Yes, this is a Nazi hunting movie, with the arc of the narrative from 1965 until 1997.  And what exactly is the point of all this Nazi hunting so many decades after WWII?   One answer given by one of the main characters is justice, and that ‘justice can be seen to be done’ through a public trial in Israel.  The truth must out, is the assumption.   But this movie is deeply laden with irony, because it is precisely not the truth which comes out in due course.  It is a fictional view of what happened when the mission went badly wrong in east Berlin.

Do people pay a price for perpetrating a huge lie about a matter that matters?  Clearly Tom Wilkinson’s character thinks it does for he suggests that the reason he lost the use of his legs due to a car bomb blowing up his car, is because he is paying a ‘debt’ for the lie he and others told.  But as Rachel Singer says to him—- ‘Don’t be ridiculous, God doesn’t plant car bombs.’  Exactly.   But is there a truth structure to reality so that we can say ‘be sure your sins will find you out’?  Apparently we are meant to ponder this deep question, and by the end of the movie, we seem to have something of an answer.   I’ll let you watch the film and see what your take is on the answer to this question.

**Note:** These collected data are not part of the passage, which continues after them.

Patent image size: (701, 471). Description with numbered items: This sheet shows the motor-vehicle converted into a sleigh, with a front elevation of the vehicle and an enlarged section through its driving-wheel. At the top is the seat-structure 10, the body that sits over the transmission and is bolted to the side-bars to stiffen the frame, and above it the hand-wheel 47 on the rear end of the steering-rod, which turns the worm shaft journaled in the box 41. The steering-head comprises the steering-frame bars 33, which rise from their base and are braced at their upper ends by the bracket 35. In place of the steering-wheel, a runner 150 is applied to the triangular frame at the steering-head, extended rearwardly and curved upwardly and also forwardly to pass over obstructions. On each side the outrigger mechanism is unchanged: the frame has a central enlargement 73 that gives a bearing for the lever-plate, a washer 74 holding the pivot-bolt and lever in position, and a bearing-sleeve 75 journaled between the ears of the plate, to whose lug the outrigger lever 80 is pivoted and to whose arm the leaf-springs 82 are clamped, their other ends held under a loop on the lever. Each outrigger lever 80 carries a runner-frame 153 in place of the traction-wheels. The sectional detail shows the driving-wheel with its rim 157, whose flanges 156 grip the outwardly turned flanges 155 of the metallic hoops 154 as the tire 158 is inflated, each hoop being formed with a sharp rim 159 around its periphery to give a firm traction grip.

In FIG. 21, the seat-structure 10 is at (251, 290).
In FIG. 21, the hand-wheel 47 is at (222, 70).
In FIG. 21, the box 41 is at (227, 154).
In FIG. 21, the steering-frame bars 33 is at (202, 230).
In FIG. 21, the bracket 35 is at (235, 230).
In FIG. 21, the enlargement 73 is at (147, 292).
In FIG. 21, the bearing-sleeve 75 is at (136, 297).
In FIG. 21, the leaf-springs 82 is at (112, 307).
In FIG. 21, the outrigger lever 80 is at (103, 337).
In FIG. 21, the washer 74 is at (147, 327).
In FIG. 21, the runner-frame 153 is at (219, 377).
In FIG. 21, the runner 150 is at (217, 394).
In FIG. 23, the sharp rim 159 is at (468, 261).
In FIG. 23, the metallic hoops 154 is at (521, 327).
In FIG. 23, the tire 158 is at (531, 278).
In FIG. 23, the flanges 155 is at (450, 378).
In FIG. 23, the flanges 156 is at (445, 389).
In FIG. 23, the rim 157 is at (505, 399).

This is a movie well worth seeing about primal matters—- justice, revenge, truth, lies, and even some love.  No, its not a perfect film, but the acting shines well enough to overcome some small flaws in plotting, and we begin to understand why indeed, the hunt goes on even today for the last of the ringleaders of the Nazis.  Even though the cry ‘never again’ is not uttered in the film, it is stamped all over it’s plot and plot resolution.  Meanwhile we are reminded that those who do not believe in extreme human wickedness or even basic human narcisssism and fallenness will be constantly surprised by what happens day after day in our vale of tears.